Ball's portrayal of tumultuous1870s Europe is equally vividly
drawn. Indeed, his description of the increasingly chaotic Paris
under siege is spellbinding. He is especially good at personalizing
the fear inherent in adventure--whether he's showing us the fear
a boy feels when he's about to do something audacious like shoot
a Prussian soldier with a slingshot or showing us the terror
a young soldier feels in his first experience of real combat.

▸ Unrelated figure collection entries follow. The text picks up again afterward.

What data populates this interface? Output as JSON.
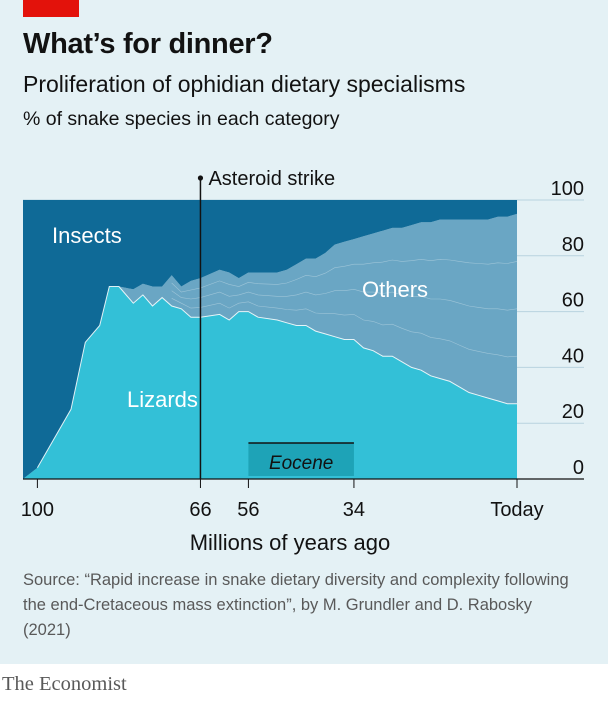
{
  "header": {
    "title": "What’s for dinner?",
    "subtitle": "Proliferation of ophidian dietary specialisms",
    "unit": "% of snake species in each category"
  },
  "chart_data": {
    "type": "area",
    "stacking": "percent",
    "x_direction": "reversed",
    "xlabel": "Millions of years ago",
    "x_ticks": [
      {
        "value": 100,
        "label": "100"
      },
      {
        "value": 66,
        "label": "66"
      },
      {
        "value": 56,
        "label": "56"
      },
      {
        "value": 34,
        "label": "34"
      },
      {
        "value": 0,
        "label": "Today"
      }
    ],
    "xlim": [
      103,
      0
    ],
    "ylim": [
      0,
      100
    ],
    "y_ticks": [
      0,
      20,
      40,
      60,
      80,
      100
    ],
    "y_axis_side": "right",
    "grid": true,
    "x": [
      103,
      100,
      93,
      90,
      87,
      85,
      83,
      80,
      78,
      76,
      74,
      72,
      70,
      68,
      66,
      62,
      60,
      58,
      56,
      54,
      50,
      48,
      46,
      44,
      42,
      40,
      38,
      36,
      34,
      32,
      30,
      28,
      26,
      24,
      22,
      20,
      18,
      16,
      14,
      12,
      10,
      8,
      6,
      4,
      2,
      0
    ],
    "series": [
      {
        "name": "Lizards",
        "values": [
          0,
          4,
          25,
          49,
          55,
          69,
          69,
          63,
          66,
          62,
          65,
          62,
          61,
          58,
          58,
          59,
          57,
          60,
          60,
          58,
          57,
          56,
          55,
          55,
          53,
          52,
          51,
          50,
          50,
          47,
          46,
          44,
          44,
          42,
          40,
          39,
          37,
          36,
          35,
          33,
          31,
          30,
          29,
          28,
          27,
          27
        ]
      },
      {
        "name": "Others",
        "values": [
          0,
          0,
          0,
          0,
          0,
          0,
          0,
          5,
          4,
          7,
          4,
          11,
          8,
          13,
          14,
          16,
          17,
          12,
          14,
          16,
          17,
          19,
          22,
          24,
          26,
          29,
          33,
          35,
          36,
          40,
          42,
          45,
          46,
          48,
          51,
          53,
          55,
          57,
          58,
          60,
          62,
          63,
          64,
          66,
          67,
          68
        ]
      },
      {
        "name": "Insects",
        "values": [
          100,
          96,
          75,
          51,
          45,
          31,
          31,
          32,
          30,
          31,
          31,
          27,
          31,
          29,
          28,
          25,
          26,
          28,
          26,
          26,
          26,
          25,
          23,
          21,
          21,
          19,
          16,
          15,
          14,
          13,
          12,
          11,
          10,
          10,
          9,
          8,
          8,
          7,
          7,
          7,
          7,
          7,
          7,
          6,
          6,
          5
        ]
      }
    ],
    "colors": {
      "Insects": "#0f6a97",
      "Others": "#6aa6c4",
      "Lizards": "#33c0d7"
    },
    "annotations": [
      {
        "text": "Asteroid strike",
        "x": 66
      },
      {
        "text": "Eocene",
        "x_range": [
          56,
          34
        ]
      }
    ]
  },
  "source": "Source: “Rapid increase in snake dietary diversity and complexity following the end-Cretaceous mass extinction”, by M. Grundler and D. Rabosky (2021)",
  "brand": "The Economist"
}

Minimalists be warned, though: Ball is not afraid of putting
a scene's underlying sentiment on display, and his love scenes
can be unabashedly emotional.
On the other hand, if you enjoyed
reading Victor Hugo and Jules Verne when you were a kid and have
spent your adult reading life secretly wishing you could find
the same sort of innocent, melodramatic rush in print, you're
in luck. In pace, heft and story, Ball delivers nineteenth-century,
romantic adventures by the handful.
But of course,
he's up to something else too. As his title suggests, he wants
to show that all grand gestures--whether it's Louis Napoleon's
monarchy or Prussia's military might or the Tuareg tribesmen's
dominance of the camel-driven caravan routes--ultimately come
to nothing. As Shelley wrote of similar imperial hubris in "Ozymandias,"
And on the pedestal these words appear:
'My name is Ozymandias, king of kings:
Look on my works, ye Mighty, and despair!'
Nothing beside remains. Round the decay
Of that colossal wreck, boundless and bare
The lone and level sands stretch far away.
But with Ball, at least, we get to see the adventures before
they were replaced by that lone and level sand.